Symbolic-numeric methods in reasoning about the design of future air traffic management

2019 
In our busy skies and airports, commercial aviation critically depends on air traffic management (ATM). ATM forms a complex Cyber Physical Human System (CPHS) that involves dynamic interactions under uncertainties (e.g. weather) between distributed human decision makers (e.g. pilots and air traffic controllers), dynamical systems (e.g. aircraft control and decision-support systems) and infrastructure (e.g. airports). Over decades, this complex CPHS has evolved to its current form through systematic learning from incident and accident investigations. This has made current ATM resilient and safe under a broad spectrum of disturbances. Novel technology and growing demands in commercial air transport form strong drivers for the design and implementation of significant changes in ATM's complex CPHS. Due to dynamic interactions between distributed CPHS entities, such changes may trigger unforeseen emergent behaviour. The challenge is to identify such behaviour already during the early design phase of future ATM. This asks for symbolic-numerical methods for reasoning about the performance, including incidents and accidents, of a future ATM's CPHS design, and to feedback such performance learning to the CPHS design.
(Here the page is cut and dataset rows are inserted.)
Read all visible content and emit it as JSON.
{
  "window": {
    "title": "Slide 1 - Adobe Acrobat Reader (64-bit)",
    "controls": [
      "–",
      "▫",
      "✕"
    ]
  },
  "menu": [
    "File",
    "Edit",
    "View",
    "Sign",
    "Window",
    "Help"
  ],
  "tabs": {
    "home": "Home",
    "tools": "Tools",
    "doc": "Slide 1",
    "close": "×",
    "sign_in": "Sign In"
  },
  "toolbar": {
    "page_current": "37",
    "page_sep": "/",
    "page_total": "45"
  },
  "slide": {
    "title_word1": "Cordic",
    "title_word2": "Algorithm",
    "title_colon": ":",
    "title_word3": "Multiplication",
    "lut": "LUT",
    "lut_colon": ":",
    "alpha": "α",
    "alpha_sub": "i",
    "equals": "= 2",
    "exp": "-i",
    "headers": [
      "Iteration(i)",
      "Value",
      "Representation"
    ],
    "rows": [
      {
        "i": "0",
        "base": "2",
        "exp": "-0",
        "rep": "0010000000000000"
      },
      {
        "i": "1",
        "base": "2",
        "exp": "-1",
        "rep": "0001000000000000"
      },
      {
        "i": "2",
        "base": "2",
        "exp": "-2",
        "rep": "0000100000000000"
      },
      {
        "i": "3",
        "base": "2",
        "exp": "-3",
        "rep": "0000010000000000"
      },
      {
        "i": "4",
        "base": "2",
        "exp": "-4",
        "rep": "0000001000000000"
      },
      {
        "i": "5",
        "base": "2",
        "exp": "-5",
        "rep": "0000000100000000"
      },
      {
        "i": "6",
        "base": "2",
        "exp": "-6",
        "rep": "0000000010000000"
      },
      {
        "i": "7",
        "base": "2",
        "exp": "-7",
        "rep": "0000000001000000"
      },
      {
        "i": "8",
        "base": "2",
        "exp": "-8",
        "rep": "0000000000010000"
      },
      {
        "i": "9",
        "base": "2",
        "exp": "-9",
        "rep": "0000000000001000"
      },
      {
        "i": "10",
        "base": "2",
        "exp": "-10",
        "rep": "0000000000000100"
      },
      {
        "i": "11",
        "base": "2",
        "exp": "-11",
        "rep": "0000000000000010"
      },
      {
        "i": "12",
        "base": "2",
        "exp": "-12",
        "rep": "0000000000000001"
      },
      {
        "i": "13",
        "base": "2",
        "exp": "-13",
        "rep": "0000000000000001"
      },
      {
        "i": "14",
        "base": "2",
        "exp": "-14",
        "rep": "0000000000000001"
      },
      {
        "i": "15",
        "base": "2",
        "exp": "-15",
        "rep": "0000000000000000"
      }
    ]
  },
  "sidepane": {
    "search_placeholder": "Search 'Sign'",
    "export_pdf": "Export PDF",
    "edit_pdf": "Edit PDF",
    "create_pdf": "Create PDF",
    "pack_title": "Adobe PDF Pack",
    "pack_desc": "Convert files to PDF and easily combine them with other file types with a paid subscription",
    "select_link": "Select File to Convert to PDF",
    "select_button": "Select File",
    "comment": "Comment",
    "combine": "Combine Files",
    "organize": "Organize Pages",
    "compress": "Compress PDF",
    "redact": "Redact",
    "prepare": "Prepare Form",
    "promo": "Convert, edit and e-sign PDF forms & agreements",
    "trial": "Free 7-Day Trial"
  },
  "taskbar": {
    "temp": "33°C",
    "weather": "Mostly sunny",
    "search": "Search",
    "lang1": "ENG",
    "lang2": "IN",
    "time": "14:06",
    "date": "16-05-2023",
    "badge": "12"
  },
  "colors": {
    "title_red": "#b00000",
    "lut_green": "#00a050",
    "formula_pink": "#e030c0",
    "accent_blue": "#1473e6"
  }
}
This presentation explains how the identification and understanding of unknown emergent behaviour of a CPHS design for future ATM can be accomplished through making integrated use of various formal methods, such as compositional model development of large stochastic hybrid systems [1], managing bi-similarity transformations [2-3], as well as conducting probabilistic reachability analysis through rare event simulation [4-5]. The practical use of these methods is illustrated to CPHS designs of future ATM, where the role of air traffic control is replaced by advanced decision-support to pilots. Results obtained for this future ATM design reveal remarkable emergent behavior [6] that was not foreseen by the CPHS design team. This challenging ATM application also illustrates needs for further development of symbolic-numeric methods for the evaluation of complex CPHS designs.